This appeared a few days ago.
National Health Information Platform replaces Electronic Health Record
Tuesday, 21 May 2019
eHealthNews.nz editor Rebecca McBeth
The Ministry of Health is going to Cabinet this June to get approval to develop a detailed business case for a national Health Information Platform.
The Ministry has moved away from the idea of building a single Electronic Health Record, towards developing a national HIP that will enable data about a single patient to be shared, says deputy director data and digital Shayne Hunter.
Hunter was a keynote speaker at the Emerging Tech in Health conference in Christchurch on 21 May.
“We are moving beyond the agenda of ‘we will drive for a single EHR in a physical sense’,” he told attendees.
Rather, the Ministry is focusing on joining up data services to provide information about a patient via a national Health Information Platform.
“This is intended to be not just a technical platform, but a range of other components to enable us to support better information sharing across the sector,” he said.

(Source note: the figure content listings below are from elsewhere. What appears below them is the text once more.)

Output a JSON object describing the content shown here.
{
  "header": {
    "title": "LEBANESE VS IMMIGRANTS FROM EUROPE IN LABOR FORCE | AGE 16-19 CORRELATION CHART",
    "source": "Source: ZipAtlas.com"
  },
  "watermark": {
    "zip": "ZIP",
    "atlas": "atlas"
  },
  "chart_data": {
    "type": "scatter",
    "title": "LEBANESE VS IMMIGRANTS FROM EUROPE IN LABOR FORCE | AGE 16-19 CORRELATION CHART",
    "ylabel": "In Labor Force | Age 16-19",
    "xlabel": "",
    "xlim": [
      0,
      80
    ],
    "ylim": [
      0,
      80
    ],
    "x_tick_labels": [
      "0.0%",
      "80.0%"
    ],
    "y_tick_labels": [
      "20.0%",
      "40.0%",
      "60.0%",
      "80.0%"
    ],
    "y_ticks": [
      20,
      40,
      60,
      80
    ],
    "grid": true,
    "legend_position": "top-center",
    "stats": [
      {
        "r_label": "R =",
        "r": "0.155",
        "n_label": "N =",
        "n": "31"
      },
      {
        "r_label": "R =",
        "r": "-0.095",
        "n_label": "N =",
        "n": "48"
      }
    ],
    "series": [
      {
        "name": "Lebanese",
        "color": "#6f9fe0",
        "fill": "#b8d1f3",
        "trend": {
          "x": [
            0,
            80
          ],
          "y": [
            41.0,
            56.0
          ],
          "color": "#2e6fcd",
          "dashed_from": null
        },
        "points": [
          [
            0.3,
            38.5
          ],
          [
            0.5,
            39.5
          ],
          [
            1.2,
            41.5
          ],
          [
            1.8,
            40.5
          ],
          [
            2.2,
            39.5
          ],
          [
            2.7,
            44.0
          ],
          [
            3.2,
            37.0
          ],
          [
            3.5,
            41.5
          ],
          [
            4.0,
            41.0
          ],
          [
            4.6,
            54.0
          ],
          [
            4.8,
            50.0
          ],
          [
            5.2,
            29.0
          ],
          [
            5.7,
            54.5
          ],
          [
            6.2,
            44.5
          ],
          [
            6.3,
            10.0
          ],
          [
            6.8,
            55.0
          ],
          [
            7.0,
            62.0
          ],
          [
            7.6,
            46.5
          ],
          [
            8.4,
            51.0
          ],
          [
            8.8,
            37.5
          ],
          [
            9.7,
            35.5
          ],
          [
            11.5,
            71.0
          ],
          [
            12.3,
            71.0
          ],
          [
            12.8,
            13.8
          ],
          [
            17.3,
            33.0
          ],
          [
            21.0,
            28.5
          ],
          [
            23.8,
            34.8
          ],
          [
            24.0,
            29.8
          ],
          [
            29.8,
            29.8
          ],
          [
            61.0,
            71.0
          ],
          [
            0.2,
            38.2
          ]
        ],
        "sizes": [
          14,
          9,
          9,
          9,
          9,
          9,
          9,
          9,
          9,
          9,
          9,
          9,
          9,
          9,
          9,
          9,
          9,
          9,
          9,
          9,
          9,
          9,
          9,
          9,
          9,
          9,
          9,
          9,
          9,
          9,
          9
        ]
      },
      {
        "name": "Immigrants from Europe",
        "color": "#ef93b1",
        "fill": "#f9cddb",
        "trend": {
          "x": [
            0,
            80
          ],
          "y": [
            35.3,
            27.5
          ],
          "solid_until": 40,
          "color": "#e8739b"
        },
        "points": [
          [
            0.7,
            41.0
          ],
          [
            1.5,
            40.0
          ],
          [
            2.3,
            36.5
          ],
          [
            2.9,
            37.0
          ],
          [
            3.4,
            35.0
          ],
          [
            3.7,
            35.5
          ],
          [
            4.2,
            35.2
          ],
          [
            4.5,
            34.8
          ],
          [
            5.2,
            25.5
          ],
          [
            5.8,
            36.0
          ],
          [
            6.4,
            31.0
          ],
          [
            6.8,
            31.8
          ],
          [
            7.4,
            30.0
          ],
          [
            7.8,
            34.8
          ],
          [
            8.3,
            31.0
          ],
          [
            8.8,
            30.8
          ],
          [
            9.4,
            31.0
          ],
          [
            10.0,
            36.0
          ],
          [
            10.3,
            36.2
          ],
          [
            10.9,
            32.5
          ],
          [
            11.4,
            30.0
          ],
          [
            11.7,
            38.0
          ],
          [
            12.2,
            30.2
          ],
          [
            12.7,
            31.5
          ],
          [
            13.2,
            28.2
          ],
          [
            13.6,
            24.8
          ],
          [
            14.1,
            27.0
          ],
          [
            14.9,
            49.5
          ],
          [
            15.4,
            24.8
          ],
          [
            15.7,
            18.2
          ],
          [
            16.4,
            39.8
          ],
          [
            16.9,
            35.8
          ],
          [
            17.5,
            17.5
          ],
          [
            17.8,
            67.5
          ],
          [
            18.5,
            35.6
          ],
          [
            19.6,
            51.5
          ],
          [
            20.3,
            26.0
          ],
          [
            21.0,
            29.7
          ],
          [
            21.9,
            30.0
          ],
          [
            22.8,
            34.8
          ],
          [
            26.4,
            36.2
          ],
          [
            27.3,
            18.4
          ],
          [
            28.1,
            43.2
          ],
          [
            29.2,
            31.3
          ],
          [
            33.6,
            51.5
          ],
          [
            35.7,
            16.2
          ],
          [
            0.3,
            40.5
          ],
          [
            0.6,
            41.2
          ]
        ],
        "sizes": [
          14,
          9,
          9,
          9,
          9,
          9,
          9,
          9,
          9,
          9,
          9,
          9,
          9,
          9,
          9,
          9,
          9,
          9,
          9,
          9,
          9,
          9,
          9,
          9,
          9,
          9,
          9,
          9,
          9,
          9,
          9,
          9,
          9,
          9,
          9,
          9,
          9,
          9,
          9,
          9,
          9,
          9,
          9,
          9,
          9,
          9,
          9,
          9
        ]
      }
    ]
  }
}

The plan to build a national EHR was expected to take three to five years when first announced by government at the HiNZ 2015 conference.
An indicative business case was developed and presented to the Cabinet Committee on State Sector Reform and Expenditure Control in July 2017.
The committee requested further information on the costs and benefits of an EHR and these were expected to go back to Cabinet for approval in December 2017, but the Ministry has since re-focused its efforts on building a business case for a nHIP.
Ministry group manager digital strategy and investment Darren Douglass told eHealthNews.nz that interoperability is core to the new platform, which will “have the ability to assemble a virtual electronic record on an ‘as required’ basis from multiple trusted sources, and provide access to data and services”.
The nHIP will be a key enabler for real-time clinical decision support, empowering patients to self-manage their health and wellbeing and data driven healthcare, he explains.
The Ministry is planning a phased approach to implementation with investment in tranches and avoiding ‘lock in’ to a single technology solution.
The full article is here:
The My Health Record is, as everyone who reads know, is an architecturally flawed solution to an ill-defined set of problems. The data it contains is inevitably hard to search, non-current, incomplete, clinically risky and difficult, if not impossible, to properly synchronise with live systems. It is also flawed as a data source for both clinical decision support and health services planning.
Worse if is inevitably insecure and exposed to a real, non-zero risk of a catastrophic data breach!
NZ has been smart not to go down this path and the ADHA should be planning migration to a better designed distributed system ASAP. Australia really needs to ‘bite the bullet’ on this and sooner rather than later.
Maybe with a new Government – sorry I fear I am dreaming…..
David.
3 comments:
But David you forget it is not about healthcare of patient choice, it is a crusade against the "fax" and probably a few insecurities developed during childhood.
There is really nothing Canberra can do, they are stuck with a white mammoth, depleted influence in all settings.
Innovation and disruption happens everywhere all the time except in the small corner we’re the ADHA squats.
Making health data shareable, by supporting standards compliance strictly (Whatever standard you are using) and the development of agreed clinical models and terminology is the key. This is the primary building block of useful eHealth systems. With standard reliable building blocks you can stand back in amazement at people will build. Houses are all built with standardized building materials assembled in a myriad of interesting ways. The MyHR is like trying to carve a house out of a single block of stone.